Nontreponemal antibody detection was performed using a rapid plasma reagin (RPR) test kit (Shanghai Kehua Bio-Engineering Co., Ltd., China). Following the manufacturer’s protocol, 50 μL of undiluted serum was placed on a disposable card, and 20 μL of carbon antigen suspension was added. The card was rotated for 8 min at 100 rpm at room temperature (23–27 °C). The results were interpreted macroscopically: visible black clumping indicated a positive reaction, while a smooth gray suspension indicated a negative result. Semi-quantitative titers were determined by serial two-fold dilutions of serum (1:1 to 1:32 or higher) and repeating the procedure. The final titer was defined as the highest dilution showing a positive reaction.

Statistical analysis

Statistical analysis was performed using SPSS version 25.0 for Windows (IBMCorp., Armonk, N.Y., USA), GraphPad Prism version 8.3.0 for Windows (GraphPad Software, Inc., San Diego, California USA), and R version 4.2.3 for Windows (R Foundation for Statistical Computing, Vienna, Austria). Data are presented as mean ± standard deviation (SD).
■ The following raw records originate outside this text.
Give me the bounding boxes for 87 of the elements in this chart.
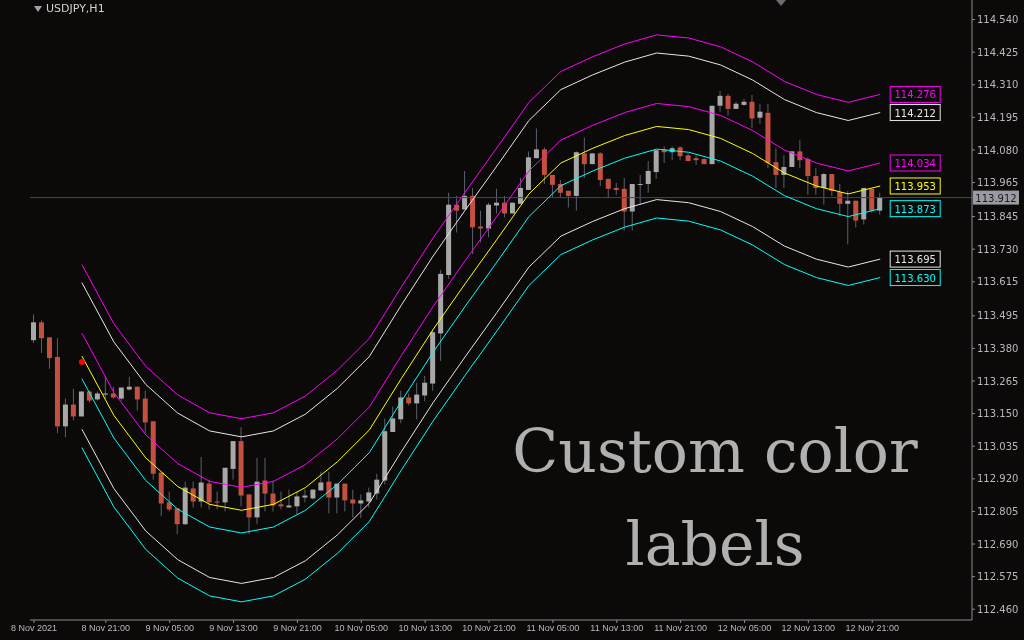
x-tick-label: 8 Nov 2021: [10, 623, 58, 634]
candlestick: [206, 479, 212, 510]
candlestick: [645, 160, 651, 194]
chart-title: USDJPY,H1: [46, 2, 105, 15]
annotation: 113.953: [894, 180, 936, 192]
candlestick: [302, 489, 308, 503]
candlestick: [294, 491, 300, 515]
candlestick: [174, 507, 180, 535]
annotation: 114.034: [894, 158, 936, 170]
y-tick-label: 113.265: [977, 375, 1019, 387]
annotation: Custom color labels: [511, 415, 919, 581]
y-tick-label: 114.310: [977, 79, 1019, 91]
candlestick: [877, 192, 883, 216]
candlestick: [46, 336, 52, 370]
candlestick: [829, 173, 835, 197]
candlestick: [749, 94, 755, 129]
y-tick-label: 114.080: [977, 144, 1019, 156]
candlestick: [853, 200, 859, 228]
y-tick-label: 113.730: [977, 243, 1019, 255]
candlestick: [653, 149, 659, 180]
x-tick-label: 9 Nov 13:00: [209, 623, 258, 634]
candlestick: [286, 489, 292, 508]
y-tick-label: 113.965: [977, 177, 1019, 189]
candlestick: [725, 93, 731, 117]
candlestick: [398, 390, 404, 424]
candlestick: [741, 98, 747, 107]
annotation: 113.630: [894, 272, 936, 284]
y-tick-label: 112.575: [977, 571, 1019, 583]
x-tick-label: 12 Nov 05:00: [717, 623, 772, 634]
candlestick: [422, 375, 428, 402]
y-tick-label: 112.460: [977, 603, 1019, 615]
candlestick: [757, 103, 763, 125]
candlestick: [326, 471, 332, 514]
candlestick: [494, 188, 500, 214]
candlestick: [845, 190, 851, 245]
candlestick: [821, 172, 827, 206]
candlestick: [214, 491, 220, 510]
candlestick: [533, 127, 539, 159]
y-tick-label: 113.845: [977, 211, 1019, 223]
annotation: 113.695: [894, 254, 936, 266]
candlestick: [805, 156, 811, 196]
y-tick-label: 112.805: [977, 505, 1019, 517]
candlestick: [62, 398, 68, 438]
y-tick-label: 113.615: [977, 276, 1019, 288]
candlestick: [693, 155, 699, 166]
x-tick-label: 11 Nov 21:00: [654, 623, 708, 634]
y-tick-label: 113.495: [977, 310, 1019, 322]
y-tick-label: 114.540: [977, 14, 1019, 26]
candlestick: [414, 382, 420, 420]
y-tick-label: 114.425: [977, 46, 1019, 58]
x-tick-label: 9 Nov 05:00: [145, 623, 194, 634]
x-tick-label: 11 Nov 13:00: [590, 623, 644, 634]
candlestick: [142, 390, 148, 434]
x-tick-label: 12 Nov 13:00: [781, 623, 836, 634]
candlestick: [358, 493, 364, 519]
candlestick: [334, 483, 340, 514]
candlestick: [31, 313, 36, 344]
candlestick: [342, 483, 348, 512]
candlestick: [366, 487, 372, 508]
y-tick-label: 112.690: [977, 538, 1019, 550]
x-tick-label: 10 Nov 05:00: [334, 623, 389, 634]
candlestick: [246, 493, 252, 535]
candlestick: [486, 202, 492, 238]
y-tick-label: 113.150: [977, 408, 1019, 420]
y-tick-label: 113.035: [977, 440, 1019, 452]
candlestick: [517, 177, 523, 205]
candlestick: [717, 90, 723, 113]
x-tick-label: 11 Nov 05:00: [526, 623, 580, 634]
y-tick-label: 113.380: [977, 342, 1019, 354]
candlestick: [390, 406, 396, 433]
x-tick-label: 9 Nov 21:00: [273, 623, 322, 634]
ref-line-label: 113.912: [975, 192, 1017, 204]
y-tick-label: 112.920: [977, 473, 1019, 485]
x-tick-label: 8 Nov 21:00: [81, 623, 131, 634]
annotation: 114.276: [894, 89, 936, 101]
candlestick: [581, 136, 587, 179]
x-tick-label: 10 Nov 21:00: [462, 623, 516, 634]
candlestick: [462, 170, 468, 210]
x-tick-label: 10 Nov 13:00: [398, 623, 452, 634]
candlestick: [637, 174, 643, 206]
candlestick: [278, 491, 284, 510]
y-tick-label: 114.195: [977, 111, 1019, 123]
annotation: 114.212: [894, 107, 936, 119]
candlestick: [70, 388, 76, 421]
candlestick: [38, 319, 44, 354]
x-tick-label: 12 Nov 21:00: [845, 623, 899, 634]
annotation: 113.873: [894, 203, 936, 215]
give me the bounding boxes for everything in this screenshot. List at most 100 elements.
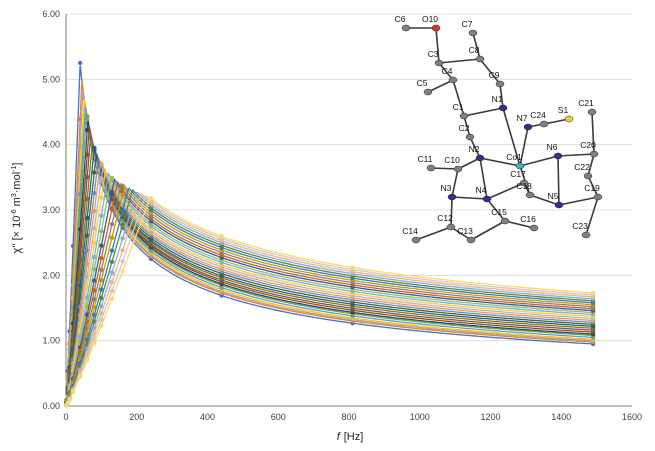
series-point [120,236,125,241]
series-line [65,182,594,406]
series-point [85,127,90,133]
series-line [65,168,594,406]
atom-label: C8 [469,45,480,55]
atom-ellipsoid [411,236,421,244]
series-point [99,229,104,234]
series-line [65,80,594,402]
bond-line [486,198,506,222]
atom-label: C20 [580,140,596,150]
series-point [92,190,97,196]
atom-label: N1 [492,94,503,104]
bond-line [469,136,481,159]
series-point [92,208,97,214]
series-line [65,160,594,405]
atom-ellipsoid [539,120,549,128]
bond-line [463,107,504,117]
bond-line [529,194,560,206]
y-tick-label: 6.00 [42,9,60,19]
series-line [65,175,594,406]
series-line [65,99,594,403]
x-tick-label: 800 [341,412,356,422]
series-point [109,296,115,302]
bond-line [504,220,535,229]
x-tick-label: 1200 [480,412,500,422]
series-point [92,267,97,272]
series-line [65,153,594,405]
x-tick-label: 0 [63,412,68,422]
series-line [65,141,594,404]
series-point [148,195,154,201]
series-line [65,193,594,407]
atom-ellipsoid [475,55,485,63]
series-point [92,254,97,260]
series-line [65,127,594,404]
atom-label: C14 [402,226,418,236]
atom-label: C1 [453,102,464,112]
series-point [92,297,97,302]
series-point [109,259,115,265]
bond-line [591,111,595,155]
bond-line [451,168,459,198]
series-point [120,269,125,274]
y-axis-label-exp2: 3 [11,193,18,197]
y-axis-label-close: ] [11,163,23,166]
atom-label: C6 [395,14,406,24]
bond-line [502,107,521,167]
y-axis-label-tail: ·mol [11,172,23,193]
series-point [99,267,104,273]
series-line [65,166,594,406]
series-line [65,177,594,406]
atom-ellipsoid [583,172,593,180]
bond-line [470,220,506,241]
atom-label: C13 [457,226,473,236]
atom-label: C3 [428,49,439,59]
series-line [65,148,594,405]
atom-label: O10 [422,14,438,24]
series-point [148,216,154,221]
atom-ellipsoid [581,231,591,239]
atom-label: C9 [489,70,500,80]
y-axis-label-exp: -6 [11,209,18,215]
atom-ellipsoid [426,164,436,172]
series-line [65,187,594,406]
bond-line [463,115,471,138]
series-point [77,374,83,379]
series-point [120,222,125,228]
series-point [120,183,125,189]
series-point [92,170,97,175]
atom-label: C24 [530,110,546,120]
bond-line [451,196,488,200]
bond-line [430,167,459,170]
atom-ellipsoid [423,88,433,96]
x-axis-label: f [Hz] [337,431,364,443]
series-line [65,112,594,403]
atom-label: N5 [548,191,559,201]
series-point [77,60,83,66]
atom-ellipsoid [523,123,533,131]
series-line [65,185,594,406]
series-point [109,175,115,181]
bond-line [479,58,501,85]
atom-ellipsoid [519,179,529,187]
x-tick-label: 1600 [622,412,642,422]
atom-ellipsoid [448,76,458,84]
series-point [99,195,104,200]
atom-ellipsoid [554,201,564,209]
atom-ellipsoid [495,80,505,88]
series-line [65,197,594,407]
bond-line [519,126,529,167]
axes: 0.00 1.00 2.00 3.00 4.00 5.00 6.00 0 200 400 600 80… [42,9,642,422]
series-point [85,215,90,221]
bond-line [479,157,521,167]
atom-ellipsoid [529,224,539,232]
series-point [92,278,97,283]
atom-label: S1 [558,105,569,115]
atom-ellipsoid [589,150,599,158]
series-point [99,287,104,292]
bond-line [557,155,560,206]
series-point [67,397,72,402]
y-axis-label-unit: m [11,197,23,209]
y-tick-label: 3.00 [42,205,60,215]
bond-line [587,153,595,177]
For comparisons among three or more groups, the one-way analysis of variance (ANOVA) was applied, and the Tukey’s multiple comparison test was used for pairwise comparisons. For comparisons of the proportion of ulcers at inoculation sites between groups, the Chi-square test was used with the Bonferroni method for pairwise comparison. Spearman correlations were used to analyze associations between lesion severity and serological markers. A linear mixed-effects model was used to analyze changes in lesion severity in immunized NZW rabbits at 7-, 14-, and 21-days post-challenge. The fixed effects included the days post-challenge, group (LNP-mRNA-Tp0136T1 vs LNP, Peptide-Tp0136T1 vs LNP, rPfTrx-Tp136T1 vs LNP), TPPA, and RPR, and a random effect was used for each NZW rabbit. A p-value < 0.05 was considered statistically significant.